We sequenced the genomes of eight parent-child trios using high coverage PacBio HiFi LRS (~ 30-fold coverage) and Illumina short-read sequencing (SRS) (~ 50-fold coverage). De novo substitutions, small indels, short tandem repeats (STRs) and SVs were called in both datasets and compared to each other to assess the accuracy of HiFi LRS. In addition, we determined the parent-of-origin of the small DNMs using phasing.
We identified a total of 672 and 859 de novo substitutions/indels, 28 and 126 de novo STRs, and 24 and 1 de novo SVs in LRS and SRS respectively. For the small variants, there was a 92 and 85% concordance between the platforms. For the STRs and SVs, the concordance was 3.6 and 0.8%, and 4 and 100% respectively. We successfully validated 27/54 LRS-unique small variants, of which 11 (41%) were confirmed as true de novo events. For the SRS-unique small variants, we validated 42/133 DNMs and 8 (19%) were confirmed as true de novo event. Validation of 18 LRS-unique de novo STR calls confirmed none of the repeat expansions as true DNM. Confirmation of the 23 LRS-unique SVs was possible for 19 candidate SVs of which 10 (52.6%) were true de novo events. Furthermore, we were able to assign 96% of DNMs to their parental allele with LRS data, as opposed to just 20% with SRS data.
HiFi LRS can now produce the most comprehensive variant dataset obtainable by a single technology in a single laboratory, allowing accurate calling of substitutions, indels, STRs and SVs. The accuracy even allows sensitive calling of DNMs on all variant levels, and also allows for phasing, which helps to distinguish true positive from false positive DNMs.

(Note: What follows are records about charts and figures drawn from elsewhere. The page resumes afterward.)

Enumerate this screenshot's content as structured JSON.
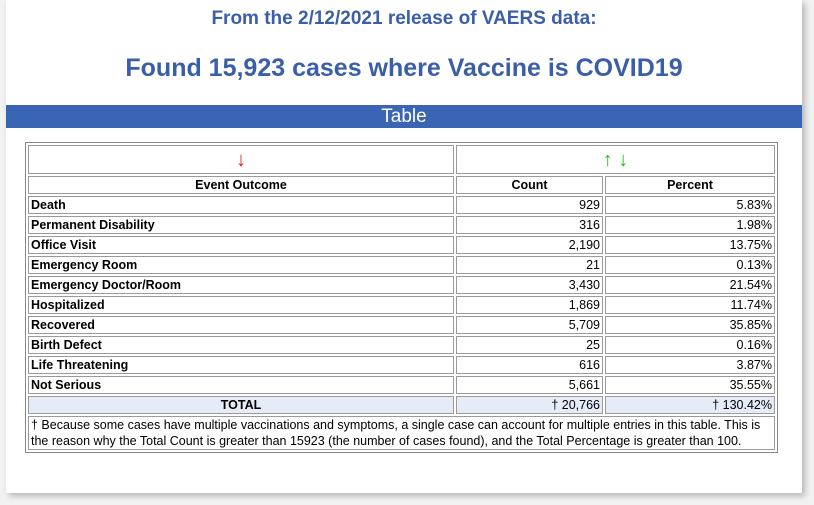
{
  "header": {
    "release_line": "From the 2/12/2021 release of VAERS data:",
    "found_line": "Found 15,923 cases where Vaccine is COVID19",
    "bar_label": "Table"
  },
  "table": {
    "sort_arrows": {
      "outcome": "↓",
      "count_up": "↑",
      "count_down": "↓"
    },
    "columns": [
      "Event Outcome",
      "Count",
      "Percent"
    ],
    "rows": [
      {
        "outcome": "Death",
        "count": "929",
        "percent": "5.83%"
      },
      {
        "outcome": "Permanent Disability",
        "count": "316",
        "percent": "1.98%"
      },
      {
        "outcome": "Office Visit",
        "count": "2,190",
        "percent": "13.75%"
      },
      {
        "outcome": "Emergency Room",
        "count": "21",
        "percent": "0.13%"
      },
      {
        "outcome": "Emergency Doctor/Room",
        "count": "3,430",
        "percent": "21.54%"
      },
      {
        "outcome": "Hospitalized",
        "count": "1,869",
        "percent": "11.74%"
      },
      {
        "outcome": "Recovered",
        "count": "5,709",
        "percent": "35.85%"
      },
      {
        "outcome": "Birth Defect",
        "count": "25",
        "percent": "0.16%"
      },
      {
        "outcome": "Life Threatening",
        "count": "616",
        "percent": "3.87%"
      },
      {
        "outcome": "Not Serious",
        "count": "5,661",
        "percent": "35.55%"
      }
    ],
    "total": {
      "label": "TOTAL",
      "count": "† 20,766",
      "percent": "† 130.42%"
    },
    "footnote": "† Because some cases have multiple vaccinations and symptoms, a single case can account for multiple entries in this table. This is the reason why the Total Count is greater than 15923 (the number of cases found), and the Total Percentage is greater than 100."
  },
  "colors": {
    "heading": "#3a5ea8",
    "bar": "#3a64b4",
    "arrow_red": "#e0201a",
    "arrow_green": "#22c022",
    "total_row": "#e6ebf8"
  }
}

长读测序 (LRS) 技术在识别结构变异 (SV) 方面非常成功。然而,LRS 的高错误率使得检测小变异(替换和短插入缺失 < 20 bp)更具挑战性。PacBio HiFi 测序的引入使得 LRS 也适合检测小变异。在这里,我们评估了 HiFi 读数检测各种类型的新生突变 (DNM) 的能力,DNM 是技术上具有挑战性的变异类型,也是散发、严重、早发性疾病的主要原因。

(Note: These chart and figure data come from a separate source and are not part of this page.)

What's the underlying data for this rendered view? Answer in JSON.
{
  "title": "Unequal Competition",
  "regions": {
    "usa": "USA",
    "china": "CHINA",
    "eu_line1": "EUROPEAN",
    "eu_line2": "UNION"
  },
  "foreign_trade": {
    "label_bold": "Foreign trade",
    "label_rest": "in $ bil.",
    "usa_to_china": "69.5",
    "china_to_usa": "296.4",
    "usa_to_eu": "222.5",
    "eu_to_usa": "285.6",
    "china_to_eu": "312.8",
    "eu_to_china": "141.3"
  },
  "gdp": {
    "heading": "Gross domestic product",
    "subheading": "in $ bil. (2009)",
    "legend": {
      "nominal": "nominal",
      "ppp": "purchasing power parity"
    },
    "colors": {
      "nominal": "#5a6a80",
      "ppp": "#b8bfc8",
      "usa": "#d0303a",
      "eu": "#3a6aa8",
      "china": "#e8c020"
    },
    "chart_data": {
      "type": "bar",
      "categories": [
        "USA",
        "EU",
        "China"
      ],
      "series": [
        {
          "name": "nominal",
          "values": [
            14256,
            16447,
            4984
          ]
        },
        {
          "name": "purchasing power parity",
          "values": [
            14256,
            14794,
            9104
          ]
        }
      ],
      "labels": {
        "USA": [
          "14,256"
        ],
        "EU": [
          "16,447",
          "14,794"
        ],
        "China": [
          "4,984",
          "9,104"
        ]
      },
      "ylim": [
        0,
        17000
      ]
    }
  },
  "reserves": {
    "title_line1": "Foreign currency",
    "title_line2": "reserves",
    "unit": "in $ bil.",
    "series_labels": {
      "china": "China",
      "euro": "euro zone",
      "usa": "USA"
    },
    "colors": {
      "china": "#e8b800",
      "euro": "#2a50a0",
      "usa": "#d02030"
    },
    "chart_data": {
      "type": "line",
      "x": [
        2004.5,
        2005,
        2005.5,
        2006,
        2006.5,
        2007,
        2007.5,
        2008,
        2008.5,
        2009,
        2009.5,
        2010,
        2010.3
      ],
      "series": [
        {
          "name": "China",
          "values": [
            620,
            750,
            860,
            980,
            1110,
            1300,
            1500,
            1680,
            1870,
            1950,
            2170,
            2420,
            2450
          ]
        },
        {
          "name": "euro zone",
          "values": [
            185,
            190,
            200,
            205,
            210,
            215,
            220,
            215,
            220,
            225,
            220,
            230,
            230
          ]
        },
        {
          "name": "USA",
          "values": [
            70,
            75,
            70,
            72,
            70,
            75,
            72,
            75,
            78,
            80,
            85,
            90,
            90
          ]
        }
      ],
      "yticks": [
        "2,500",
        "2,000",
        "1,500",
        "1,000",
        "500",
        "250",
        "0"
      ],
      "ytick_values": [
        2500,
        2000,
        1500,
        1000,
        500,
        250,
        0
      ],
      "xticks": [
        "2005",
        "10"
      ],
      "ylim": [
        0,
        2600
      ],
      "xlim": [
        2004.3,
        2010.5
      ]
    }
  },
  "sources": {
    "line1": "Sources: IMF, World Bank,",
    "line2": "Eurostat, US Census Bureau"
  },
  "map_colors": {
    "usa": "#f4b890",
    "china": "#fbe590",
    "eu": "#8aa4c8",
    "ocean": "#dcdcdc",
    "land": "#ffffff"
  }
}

我们使用高覆盖率 PacBio HiFi LRS(30 倍覆盖)和 Illumina 短读测序 (SRS)(50 倍覆盖)对 8 个亲子三胞胎的基因组进行测序。在两个数据集和比较彼此调用新生取代,小插入缺失,短串联重复(STR)和 SV,以评估 HiFi LRS 的准确性。此外,我们使用定相确定了小 DNM 的亲本来源。

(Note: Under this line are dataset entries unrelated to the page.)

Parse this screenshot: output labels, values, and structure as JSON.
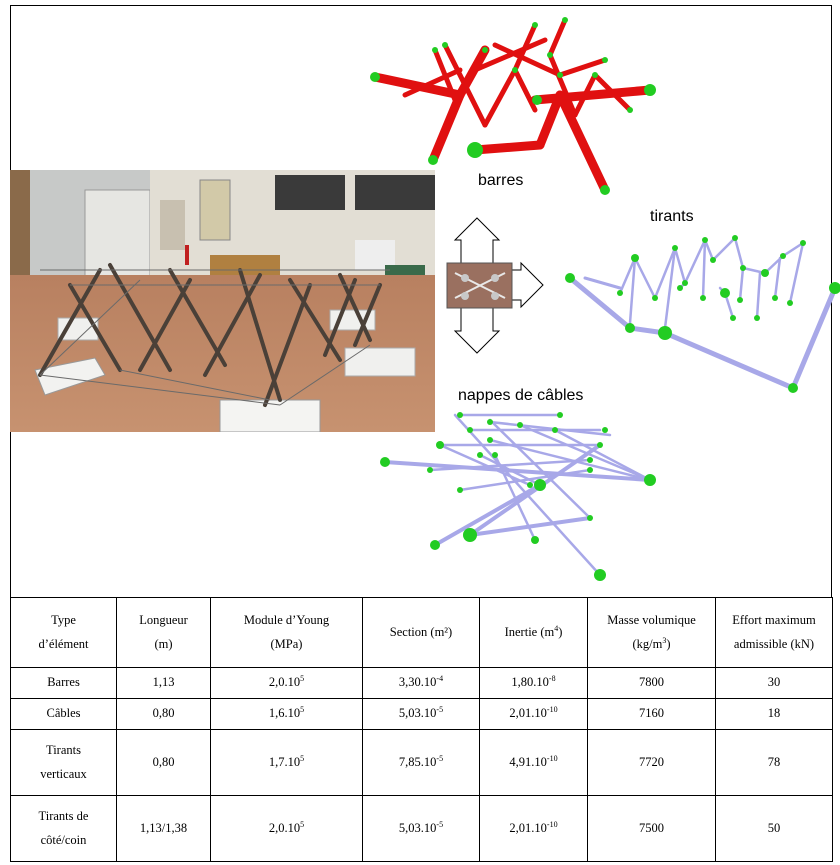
{
  "figure": {
    "labels": {
      "barres": "barres",
      "tirants": "tirants",
      "nappes": "nappes de câbles"
    },
    "colors": {
      "bars": "#e01010",
      "cables": "#a8a8e8",
      "nodes": "#22cc22",
      "ground": "#c98a5a",
      "wall": "#e4e2dc"
    }
  },
  "table": {
    "headers": [
      {
        "line1": "Type",
        "line2": "d’élément"
      },
      {
        "line1": "Longueur",
        "line2": "(m)"
      },
      {
        "line1": "Module d’Young",
        "line2": "(MPa)"
      },
      {
        "line1": "Section (m²)",
        "line2": ""
      },
      {
        "line1": "Inertie (m",
        "sup": "4",
        "after": ")"
      },
      {
        "line1": "Masse volumique",
        "line2": "(kg/m",
        "sup": "3",
        "after": ")"
      },
      {
        "line1": "Effort maximum",
        "line2": "admissible (kN)"
      }
    ],
    "rows": [
      {
        "type1": "Barres",
        "type2": "",
        "length": "1,13",
        "young": "2,0.10",
        "young_exp": "5",
        "section": "3,30.10",
        "section_exp": "-4",
        "inertia": "1,80.10",
        "inertia_exp": "-8",
        "density": "7800",
        "effort": "30"
      },
      {
        "type1": "Câbles",
        "type2": "",
        "length": "0,80",
        "young": "1,6.10",
        "young_exp": "5",
        "section": "5,03.10",
        "section_exp": "-5",
        "inertia": "2,01.10",
        "inertia_exp": "-10",
        "density": "7160",
        "effort": "18"
      },
      {
        "type1": "Tirants",
        "type2": "verticaux",
        "length": "0,80",
        "young": "1,7.10",
        "young_exp": "5",
        "section": "7,85.10",
        "section_exp": "-5",
        "inertia": "4,91.10",
        "inertia_exp": "-10",
        "density": "7720",
        "effort": "78"
      },
      {
        "type1": "Tirants de",
        "type2": "côté/coin",
        "length": "1,13/1,38",
        "young": "2,0.10",
        "young_exp": "5",
        "section": "5,03.10",
        "section_exp": "-5",
        "inertia": "2,01.10",
        "inertia_exp": "-10",
        "density": "7500",
        "effort": "50"
      }
    ]
  }
}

我们分别在 LRS 和 SRS 中鉴定了总共 672 个和 859 个新生替换/插入缺失、28 个和 126 个新生 STR 和 24 个和 1 个新生 SV。对于小变体,平台之间有 92%和 85%的一致性。对于 STR 和 SV,一致性分别为 3.6%和 0.8%,4%和 100%。我们成功验证了 54 个 LRS 独有的小变体中的 27 个,其中 11 个(41%)被确认为真正的新生事件。对于 SRS 独特的小变体,我们验证了 133 个 DNM 中的 42 个,其中 8 个(19%)被确认为真正的新生事件。对 18 个 LRS 独特的新生 STR 调用的验证确认没有一个重复扩展是真正的 DNM。对于 23 个 LRS 独特的 SV,可以对 19 个候选 SV 进行确认,其中 10 个(52.6%)是真正的新生事件。此外,我们能够使用 LRS 数据将 96%的 DNM 分配给其亲本等位基因,而使用 SRS 数据只能分配 20%。
HiFi LRS 现在可以在单个实验室中使用单一技术产生最全面的变体数据集,从而能够准确地检测替换、插入缺失、STR 和 SV。准确性甚至允许在所有变体水平上进行敏感的 DNM 调用,并允许定相,这有助于将真正的阳性 DNM 与假阳性 DNM 区分开来。